Если он надеялся, что она покраснеет, он этого не дождался. Вместо этого она дерзко посмотрела ему прямо в глаза. Он заметил, что алые контуры его губ были смазаны, а сурьма вокруг глаз кое-где смыта, словно слезами.
В комнату продефелировала Фейм, на ней был какой-то непостижимый, но порочный пеньюар, плавно подошла, обняла Рен за талию, и девушки прильнули друг к другу в несомненно очаровательной живой картине.
— Просто не могу не приходить, — прошептала Рен, ... ты разрушила мою шаблонную буржуазную сексуальность. Что мне делать?
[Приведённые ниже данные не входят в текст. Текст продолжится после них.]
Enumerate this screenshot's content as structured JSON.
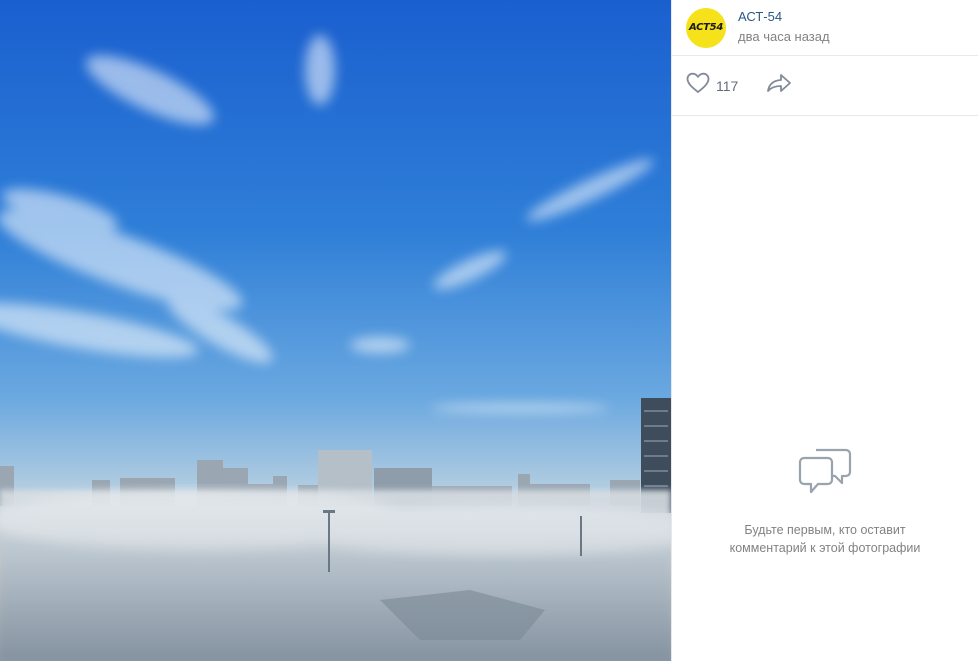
{
  "post": {
    "author": "АСТ-54",
    "avatar_text": "ACT54",
    "time": "два часа назад",
    "likes": "117"
  },
  "comments": {
    "empty_text": "Будьте первым, кто оставит комментарий к этой фотографии"
  },
  "colors": {
    "author_link": "#2a5885",
    "muted_text": "#828282",
    "avatar_bg": "#f5e21a"
  },
  "icons": {
    "like": "heart-icon",
    "share": "share-arrow-icon",
    "empty_comments": "comment-bubble-icon"
  }
}
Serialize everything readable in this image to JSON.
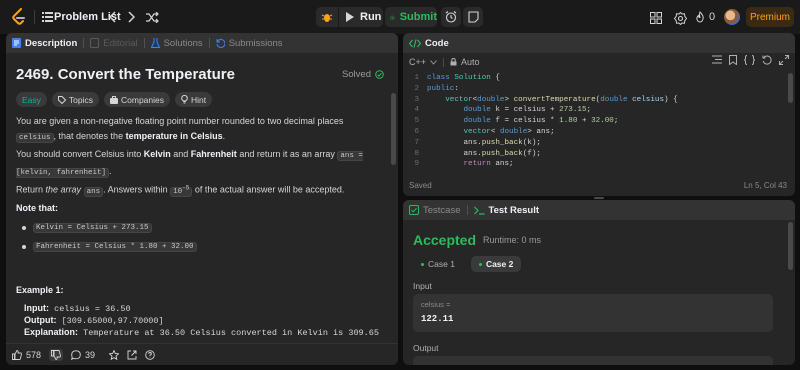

Приехав на запад в поисках Ацтлана, мифической прародины мексиканцев, которая, как она верила, находилась где-то в пределах Четырех Углов, Рен нашла больше, чем надеялась. Наверное, слишком много. Она выглядела, как солдат, вернувшийся после затяжной кампании, во время которой не единожды возникали вопросы жизни и смерти — ее собственной и других людей, иногда получалась смесь, из-за которой она страдала бессонницей, и иногда это бессмысленно пугало Фрэнка.
Он был поверхностно знаком с краем Манко и МакЭлмо, но не имел особого представления о его древнем прошлом.
— Ну, Фрэнк, оно достаточно... несчастливое — вот лучшее слово, которое можно здесь применить.
— Ты сейчас не о Мормонах, полагаю.
—Это достаточно галлюцинаторный и жестокий регион, неудивительно, что Мормонам он показался подходящим для того, чтобы здесь поселиться, но он намного древнее — тринадцатый век в любом случае. Вероятно, здесь жили десятки тысяч людей, они населяли весь этот регион, были успешными и креативными, а потом вдруг, за одно поколение — за сутки, как это обычно бывает — они убежали в паническом ужасе, взобрались на самые крутые скалы, какие только смогли найти, и построили такие укрепления, какие только знали, чтобы защититься от...ну, от чего-то.
— В Юте есть истории, — вспомнил Фрэнк, — о других племенах, я такие слышал.
Она пожала плечами:
— Набеги с севера — сначала охотники, потом — полноценное вторжение, они привезли с собой вещи и семьи. Наверное, так. Но кроме того есть что-то еще. Вот.
У нее были стопки фотографий, в основном снимки девочки-скаута, над каньонами и внутри них, на скале вырезаны изображения существ, не известных Фрэнку.
— Что за... черт?
Нарисованы и вырезаны люди с крыльями... человеческие тела с головами змей и ящериц, над ними размытые призраки, парящие в том, что должно было изображать огонь, на том, что должно было изображать небо.